Words With One Spelling (Phew!)

Reclame, pronounced ray KLAM, is either publicity or notoreity not based on "real value or achievement" (Unabridged) OR showmanship ("his energy, his experimental verve, his reclame"). So, it is either the publicity itself or the verve/nerve that seeks the publicity. But the first Unabridged definition isn't that helpful. What is notoreity based on "real" value? If there is one thing we have learned in America during the celeb-boom of the 1980s-today it is that people often have "value" in the sense of publicity for no reason that can readily be determined. The concept of "real value" is itself value-laden. Thus, let's just say that reclame is either the showmanship itself or the result of it--publicity.

Reseau, pronunced ray ZO, was originally a "plain net ground used in lace-making," but is much more popularly known as a "network or grid, esp. one superimposed as a reference marking on photographs in astronomy, surveying, etc." There are several references online to a "reseau grid." This nice web page gives a picture of a reseau plate in a camera, which provides a means of correcting images for the effects of film distortion. The Hasselblad Lunar Surface Data Camera was apparently used by the first American lunar astronauts. You learn something new...

Something radiopaque is the opposite of radiolucent. The former is opaque to X rays or other forms of radiation. An example? A metal object. If a child swallows a coin, such an image is easily seen on an X ray because it is radiopaque. I wish I knew this word 20 years ago; I could have said to my kids, "Don't eat that coin; it will be radiopaque in your stomach!"

Raga, derived from the Sanskrit word for "color, passion, melody," is one of the ancient traditional melodic patterns of Hindu music or an improvisation on the notes of a traditional raga. E. M. Forster knew the word. In his Passage to India, he wrote: "The song is composed in a raga appropriate to the present hour, which is the evening." There is so much we don't know, isn't there? Even those who think they know music well might come up short in understanding this word.

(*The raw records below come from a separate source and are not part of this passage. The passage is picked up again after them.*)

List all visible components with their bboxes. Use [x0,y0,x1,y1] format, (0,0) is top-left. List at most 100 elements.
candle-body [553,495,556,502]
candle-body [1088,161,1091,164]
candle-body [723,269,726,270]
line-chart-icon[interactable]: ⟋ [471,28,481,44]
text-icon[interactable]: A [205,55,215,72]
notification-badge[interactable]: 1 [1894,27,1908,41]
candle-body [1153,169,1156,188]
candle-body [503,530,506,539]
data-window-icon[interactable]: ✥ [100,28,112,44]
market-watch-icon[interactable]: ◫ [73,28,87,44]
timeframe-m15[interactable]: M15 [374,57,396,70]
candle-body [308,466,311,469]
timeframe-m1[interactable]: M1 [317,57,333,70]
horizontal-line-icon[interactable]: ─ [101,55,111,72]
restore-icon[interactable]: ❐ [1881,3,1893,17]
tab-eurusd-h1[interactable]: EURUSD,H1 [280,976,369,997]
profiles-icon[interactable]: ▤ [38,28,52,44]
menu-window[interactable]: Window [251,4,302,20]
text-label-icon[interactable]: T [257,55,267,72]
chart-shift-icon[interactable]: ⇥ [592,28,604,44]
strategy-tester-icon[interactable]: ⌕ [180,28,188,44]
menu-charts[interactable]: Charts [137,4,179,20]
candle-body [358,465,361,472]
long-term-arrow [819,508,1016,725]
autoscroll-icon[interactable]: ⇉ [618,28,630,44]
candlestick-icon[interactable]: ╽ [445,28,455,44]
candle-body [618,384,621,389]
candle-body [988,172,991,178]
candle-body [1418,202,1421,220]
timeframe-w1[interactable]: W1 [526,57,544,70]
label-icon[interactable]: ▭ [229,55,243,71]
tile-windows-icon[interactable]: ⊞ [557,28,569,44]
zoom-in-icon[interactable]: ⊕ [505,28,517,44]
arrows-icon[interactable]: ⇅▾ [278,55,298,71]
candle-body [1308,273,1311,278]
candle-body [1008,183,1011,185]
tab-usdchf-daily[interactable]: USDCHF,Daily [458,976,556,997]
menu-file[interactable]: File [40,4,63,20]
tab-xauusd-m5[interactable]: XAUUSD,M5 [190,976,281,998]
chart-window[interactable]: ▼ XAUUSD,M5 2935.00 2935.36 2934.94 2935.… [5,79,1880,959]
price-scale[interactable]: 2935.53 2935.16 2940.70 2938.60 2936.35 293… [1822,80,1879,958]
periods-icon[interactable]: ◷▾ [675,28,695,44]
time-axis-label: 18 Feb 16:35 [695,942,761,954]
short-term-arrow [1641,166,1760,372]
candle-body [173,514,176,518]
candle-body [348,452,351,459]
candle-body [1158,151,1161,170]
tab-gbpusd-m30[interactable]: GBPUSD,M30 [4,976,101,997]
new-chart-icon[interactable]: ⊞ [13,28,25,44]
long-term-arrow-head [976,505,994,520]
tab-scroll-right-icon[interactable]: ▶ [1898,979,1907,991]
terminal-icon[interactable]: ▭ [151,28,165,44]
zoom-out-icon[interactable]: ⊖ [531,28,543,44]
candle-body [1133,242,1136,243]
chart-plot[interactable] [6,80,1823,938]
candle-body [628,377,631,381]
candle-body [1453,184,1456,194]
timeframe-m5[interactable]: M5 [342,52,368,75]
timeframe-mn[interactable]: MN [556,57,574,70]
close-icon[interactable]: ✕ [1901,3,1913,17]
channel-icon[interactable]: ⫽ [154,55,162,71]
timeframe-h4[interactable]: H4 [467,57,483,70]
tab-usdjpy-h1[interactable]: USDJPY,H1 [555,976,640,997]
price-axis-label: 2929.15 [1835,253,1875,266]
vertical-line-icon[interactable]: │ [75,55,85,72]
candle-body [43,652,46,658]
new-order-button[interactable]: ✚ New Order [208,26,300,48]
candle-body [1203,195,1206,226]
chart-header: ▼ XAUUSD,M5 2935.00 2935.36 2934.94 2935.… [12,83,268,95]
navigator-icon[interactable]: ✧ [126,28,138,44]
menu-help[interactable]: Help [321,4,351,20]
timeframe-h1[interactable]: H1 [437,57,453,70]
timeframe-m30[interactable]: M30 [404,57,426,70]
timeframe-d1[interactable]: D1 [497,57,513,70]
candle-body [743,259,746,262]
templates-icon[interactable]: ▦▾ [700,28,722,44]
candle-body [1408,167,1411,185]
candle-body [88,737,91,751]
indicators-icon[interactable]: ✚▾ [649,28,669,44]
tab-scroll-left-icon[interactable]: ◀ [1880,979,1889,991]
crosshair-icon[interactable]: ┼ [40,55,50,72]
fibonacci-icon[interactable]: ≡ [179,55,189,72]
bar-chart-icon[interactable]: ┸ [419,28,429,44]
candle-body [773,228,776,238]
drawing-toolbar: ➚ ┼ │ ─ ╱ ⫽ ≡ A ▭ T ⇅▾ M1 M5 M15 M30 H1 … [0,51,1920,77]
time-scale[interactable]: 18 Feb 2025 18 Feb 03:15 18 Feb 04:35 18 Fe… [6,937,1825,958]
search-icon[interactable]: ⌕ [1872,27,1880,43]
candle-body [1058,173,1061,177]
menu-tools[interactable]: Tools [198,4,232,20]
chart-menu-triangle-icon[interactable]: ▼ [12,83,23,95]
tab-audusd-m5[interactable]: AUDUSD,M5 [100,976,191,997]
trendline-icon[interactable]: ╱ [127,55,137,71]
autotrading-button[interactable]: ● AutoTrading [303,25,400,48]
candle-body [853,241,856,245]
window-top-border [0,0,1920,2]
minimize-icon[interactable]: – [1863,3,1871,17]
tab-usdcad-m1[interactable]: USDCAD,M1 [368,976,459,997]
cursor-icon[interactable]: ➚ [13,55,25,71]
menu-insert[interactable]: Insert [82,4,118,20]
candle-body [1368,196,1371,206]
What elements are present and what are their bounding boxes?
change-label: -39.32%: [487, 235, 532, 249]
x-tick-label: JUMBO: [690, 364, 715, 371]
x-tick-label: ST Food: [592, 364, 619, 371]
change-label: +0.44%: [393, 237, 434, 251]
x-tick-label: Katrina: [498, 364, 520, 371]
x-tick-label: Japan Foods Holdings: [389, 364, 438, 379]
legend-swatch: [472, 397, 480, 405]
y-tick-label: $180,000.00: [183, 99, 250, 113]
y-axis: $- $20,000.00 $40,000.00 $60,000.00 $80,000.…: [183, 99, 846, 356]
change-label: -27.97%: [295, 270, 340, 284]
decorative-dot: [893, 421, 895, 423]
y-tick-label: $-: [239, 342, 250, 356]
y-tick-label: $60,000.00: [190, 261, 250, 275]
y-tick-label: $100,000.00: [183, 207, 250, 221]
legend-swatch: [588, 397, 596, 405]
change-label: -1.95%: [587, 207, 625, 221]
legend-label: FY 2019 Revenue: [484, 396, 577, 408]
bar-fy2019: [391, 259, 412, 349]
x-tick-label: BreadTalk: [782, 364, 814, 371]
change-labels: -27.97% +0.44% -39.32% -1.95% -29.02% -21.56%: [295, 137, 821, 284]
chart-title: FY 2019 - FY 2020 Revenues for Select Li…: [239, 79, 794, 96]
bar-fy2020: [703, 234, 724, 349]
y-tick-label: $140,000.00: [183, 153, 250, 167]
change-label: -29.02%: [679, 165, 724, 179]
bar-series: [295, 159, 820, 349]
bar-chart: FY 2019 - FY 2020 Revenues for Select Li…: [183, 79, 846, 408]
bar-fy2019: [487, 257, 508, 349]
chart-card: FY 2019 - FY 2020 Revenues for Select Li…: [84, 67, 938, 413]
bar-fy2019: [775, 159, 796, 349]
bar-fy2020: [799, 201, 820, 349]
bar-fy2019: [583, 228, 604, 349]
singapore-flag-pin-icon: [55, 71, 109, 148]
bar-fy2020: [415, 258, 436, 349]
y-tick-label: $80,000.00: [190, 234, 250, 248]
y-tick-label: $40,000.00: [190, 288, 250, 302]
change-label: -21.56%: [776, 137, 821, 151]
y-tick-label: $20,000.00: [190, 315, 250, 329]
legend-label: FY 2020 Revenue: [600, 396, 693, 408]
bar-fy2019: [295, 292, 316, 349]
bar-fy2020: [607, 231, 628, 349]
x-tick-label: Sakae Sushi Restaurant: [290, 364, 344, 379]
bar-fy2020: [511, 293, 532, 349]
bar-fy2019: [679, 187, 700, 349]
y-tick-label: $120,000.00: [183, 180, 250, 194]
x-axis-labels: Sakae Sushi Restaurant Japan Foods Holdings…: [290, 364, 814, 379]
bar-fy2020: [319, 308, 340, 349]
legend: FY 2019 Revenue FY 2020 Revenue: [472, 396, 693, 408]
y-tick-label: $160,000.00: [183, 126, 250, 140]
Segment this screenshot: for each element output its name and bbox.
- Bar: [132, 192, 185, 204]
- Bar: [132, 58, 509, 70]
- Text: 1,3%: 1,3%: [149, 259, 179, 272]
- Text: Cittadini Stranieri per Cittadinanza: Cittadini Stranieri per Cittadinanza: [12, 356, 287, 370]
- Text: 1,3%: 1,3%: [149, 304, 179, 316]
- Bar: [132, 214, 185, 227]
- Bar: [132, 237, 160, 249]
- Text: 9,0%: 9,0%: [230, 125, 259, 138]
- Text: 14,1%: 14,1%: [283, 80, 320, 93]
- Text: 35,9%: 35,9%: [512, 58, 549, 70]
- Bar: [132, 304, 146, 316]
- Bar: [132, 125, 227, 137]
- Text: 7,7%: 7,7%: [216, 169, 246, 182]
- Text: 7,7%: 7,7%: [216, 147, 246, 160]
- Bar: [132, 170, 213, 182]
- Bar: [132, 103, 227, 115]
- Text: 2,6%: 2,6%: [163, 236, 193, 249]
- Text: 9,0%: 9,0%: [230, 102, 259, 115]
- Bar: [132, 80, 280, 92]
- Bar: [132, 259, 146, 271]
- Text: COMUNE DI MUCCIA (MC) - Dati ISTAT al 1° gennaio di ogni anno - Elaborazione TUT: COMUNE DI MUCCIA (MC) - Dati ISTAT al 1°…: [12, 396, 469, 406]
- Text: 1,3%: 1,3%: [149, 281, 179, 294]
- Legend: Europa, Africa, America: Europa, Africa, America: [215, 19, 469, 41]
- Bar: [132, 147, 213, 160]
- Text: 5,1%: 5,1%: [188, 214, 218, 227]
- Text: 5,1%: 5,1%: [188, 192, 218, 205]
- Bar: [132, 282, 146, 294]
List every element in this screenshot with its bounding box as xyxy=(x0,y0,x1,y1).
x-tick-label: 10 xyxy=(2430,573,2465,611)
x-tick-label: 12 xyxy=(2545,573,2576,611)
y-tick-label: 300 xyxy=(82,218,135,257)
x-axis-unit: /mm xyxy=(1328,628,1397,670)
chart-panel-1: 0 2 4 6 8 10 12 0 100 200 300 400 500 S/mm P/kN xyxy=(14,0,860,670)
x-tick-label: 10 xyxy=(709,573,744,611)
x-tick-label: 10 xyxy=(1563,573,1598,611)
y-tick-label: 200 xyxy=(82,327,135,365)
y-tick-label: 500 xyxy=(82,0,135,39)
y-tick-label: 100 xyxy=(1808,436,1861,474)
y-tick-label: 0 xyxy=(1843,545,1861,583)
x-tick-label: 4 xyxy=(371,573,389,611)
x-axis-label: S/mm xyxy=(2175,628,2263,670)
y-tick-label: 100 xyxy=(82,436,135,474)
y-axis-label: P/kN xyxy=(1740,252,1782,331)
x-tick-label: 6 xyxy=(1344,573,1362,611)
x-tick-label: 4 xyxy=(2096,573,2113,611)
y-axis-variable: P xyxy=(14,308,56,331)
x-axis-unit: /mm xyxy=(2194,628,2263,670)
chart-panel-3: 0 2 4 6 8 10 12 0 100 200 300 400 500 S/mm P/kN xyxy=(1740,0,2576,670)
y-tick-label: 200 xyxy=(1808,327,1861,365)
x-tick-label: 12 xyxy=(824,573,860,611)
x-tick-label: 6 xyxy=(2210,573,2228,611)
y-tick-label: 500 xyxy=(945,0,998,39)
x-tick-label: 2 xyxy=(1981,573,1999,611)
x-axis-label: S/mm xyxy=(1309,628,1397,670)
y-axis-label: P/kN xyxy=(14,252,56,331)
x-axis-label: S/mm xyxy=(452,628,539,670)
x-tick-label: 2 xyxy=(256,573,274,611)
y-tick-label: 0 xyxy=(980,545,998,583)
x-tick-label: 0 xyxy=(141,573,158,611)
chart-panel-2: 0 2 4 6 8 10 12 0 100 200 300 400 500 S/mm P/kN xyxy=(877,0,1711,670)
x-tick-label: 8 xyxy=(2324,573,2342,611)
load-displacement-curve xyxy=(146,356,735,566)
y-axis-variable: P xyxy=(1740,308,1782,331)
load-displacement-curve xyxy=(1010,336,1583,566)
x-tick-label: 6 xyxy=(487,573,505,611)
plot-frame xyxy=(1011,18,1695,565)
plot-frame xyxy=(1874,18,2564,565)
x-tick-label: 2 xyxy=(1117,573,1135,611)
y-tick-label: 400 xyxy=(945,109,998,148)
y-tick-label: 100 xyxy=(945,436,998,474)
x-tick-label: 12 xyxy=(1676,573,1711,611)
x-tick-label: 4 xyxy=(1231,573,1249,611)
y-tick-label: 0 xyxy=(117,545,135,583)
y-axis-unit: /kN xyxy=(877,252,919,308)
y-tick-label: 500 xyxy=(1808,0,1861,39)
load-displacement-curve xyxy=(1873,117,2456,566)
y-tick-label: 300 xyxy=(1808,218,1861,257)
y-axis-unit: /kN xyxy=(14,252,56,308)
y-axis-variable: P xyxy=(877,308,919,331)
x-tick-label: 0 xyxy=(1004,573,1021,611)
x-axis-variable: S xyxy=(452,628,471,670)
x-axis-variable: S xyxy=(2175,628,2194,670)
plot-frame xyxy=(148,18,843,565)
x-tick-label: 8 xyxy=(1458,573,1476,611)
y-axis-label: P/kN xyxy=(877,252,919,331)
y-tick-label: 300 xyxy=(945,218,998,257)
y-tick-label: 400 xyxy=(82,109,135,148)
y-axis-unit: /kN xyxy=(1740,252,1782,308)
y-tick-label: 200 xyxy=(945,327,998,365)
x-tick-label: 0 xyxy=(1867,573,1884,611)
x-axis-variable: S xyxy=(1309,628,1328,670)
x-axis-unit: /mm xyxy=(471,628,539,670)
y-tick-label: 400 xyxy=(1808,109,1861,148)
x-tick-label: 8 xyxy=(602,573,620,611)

Raisonne, pronounced ray SONE, is derived from the French word for "reason," and means "reasoned out" or "logical" or "systematical." I am a little stunned that the Unabridged doesn't have the word, even though it has the popular raison d'etre, a reason or justification for existence. Thackeray used the term in the mid 19th century: "French Cookery is not...approfondi or elaborately described, but nobly raisonne." Not sure what he means by that, but he is trying to distinguish between something "thorough" and something "reasoned out" or "systematic." Got me. But a "catalogue raisonne" is a book that contains all the works of an individual artist, including photographs of the words, provenance for each work, condition reports of every work, etc. Who will compile a catalogue raisonne of our lives?

Finishing Up with Ralliform and Ramage

Ralliform is a quite rare word, appearing in the Unabridged but not the OED. There are very few Google references to it, but it is defined as "relating to or resembling the rail, a marsh bird." I sort of wonder what can be ralliform except a rail, but I hope that someone has figured this one out. In order to be ralliform must an object be like the rail in all particulars? Just the bill? the feathers? the shape of the abdomen? Well, you see my problem. Let's leave that word here and finish with ramage. An obsolete meaning of ramage is "untamed" or "wild," but it is also used to describe the collective branches of trees (from the Latin ramus, meaning "branch"), the corporate descent group which includes members of both maternal and paternal lineages (anthropological meaning), or, relating to birds (hawks): "having left the nest and begun to fly from branch to branch." I even saw a reference to "ramage" as a "cry of birds" such s in teh sentence "grew from the ramage of birds to the hurry of wind." We can have people who are "ramaged"--i.e, frenzied or crazed; horses can become wild or "ramaged," but then you can have simple references to "ramage" hawks--who have left the nest. The name Ramage is a common British surname. The basic concept seems to be something that "branches off," either from sanity, the nest or a system of ancestors.